Hundreds of thousands bought into the fairytale. And for a brief golden age, brought to an abrupt halt by political chaos and the military coup of 1967, Greece knew how to market it. In Never On Sunday (1960), the happy Piraeus hooker Ilya, played by Melina Mercouri, later to become the feistiest of culture ministers, shows the witless classical scholar Homer Thrace (depicted by writer-director Jules Dassin) that the real spirit of Greece is to be found in the louche bars and loose morals of port life, not in the arid pages of his books. Homer Thrace may have been American but, in his literal-minded dedication to the fantasy world of classicism, he was the embodiment of German scholarly seriousness. And his final indignity — he falls in love with Ilya but cannot have her for she is a free spirit — was an almost cruel rebuke from a vibrant, confident nation towards an alien culture that had so misunderstood its founding myths.

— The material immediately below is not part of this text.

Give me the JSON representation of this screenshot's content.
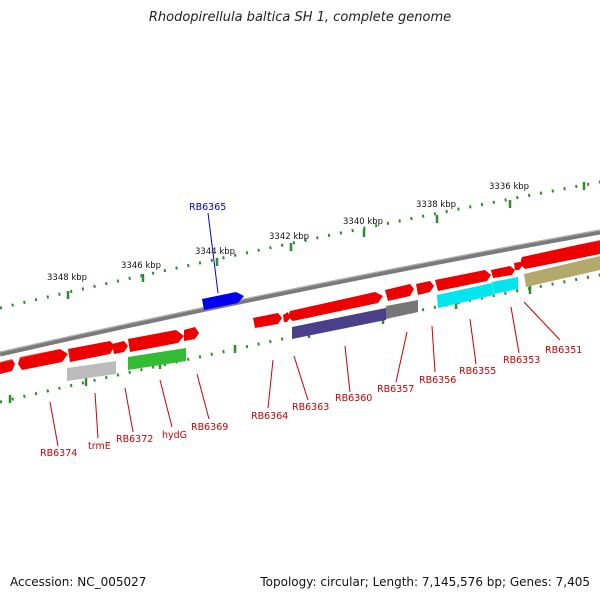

In the streets and Tube stations of London these days, there is a large poster for American Express, advertising its “preferred rewards” gold card. “Your trips to work can help you get a break in Athens” says the slogan, and it is accompanied by a giant plate, decorated in classical style, being smashed into several pieces. Nietzsche’s message lives on: it is not the Greece beloved of 18th-century scholars but the Greece of rowdy tavernas that finally tempts us to add another credit card to our bulging wallets. (The ironies spilling out of this missive are worthy of an essay all of their own.)
Meanwhile, the governments of Greece and Germany continue to rile each other, winding their respective populations to a frenzy, while the rest of the world wonders who will blink first. It is a matter of cosmic importance. First, because the eurozone matters in the world economy, and the actions of both countries will influence how it conducts its affairs in the future.
But there is a more profound philosophical debate in the undercurrent of these stormy waters, an existential dilemma behind the number-crunching. What kind of people do we want to be? Orderly, rigorous, thrifty? Or spontaneous, life-loving, plate-smashing? Of course, these are clichés and, of course, they are absurd: statistics show that the Greeks are industrious people, and personal experience tells me that the Germans certainly know how to party.
But the twisted love affair between the two countries cannot, it seems, move away from the stereotypes: they lurk in the subtext of just about every discussion of the current troubles. Greece versus Germany has become a battle for the European soul.
My father, shortly before he died in 1992, expressed a surprise wish to be buried in Lamia, scene of his most important conquest. His funeral was conducted in accordance with the rites of the Greek Orthodox church. It seemed a long way from Ashington. When the family gathered together afterwards, my mother told us the story of a small spherical fragment of pottery that had always adorned the sideboards of our various houses as I was growing up. It had been brought to her house in Lamia during the war by a German officer who found himself stationed there in the final weeks of the occupation. He had stolen it from an archaeological site in Athens. But then she stole it back from him, she said, and we all laughed for the first time that day.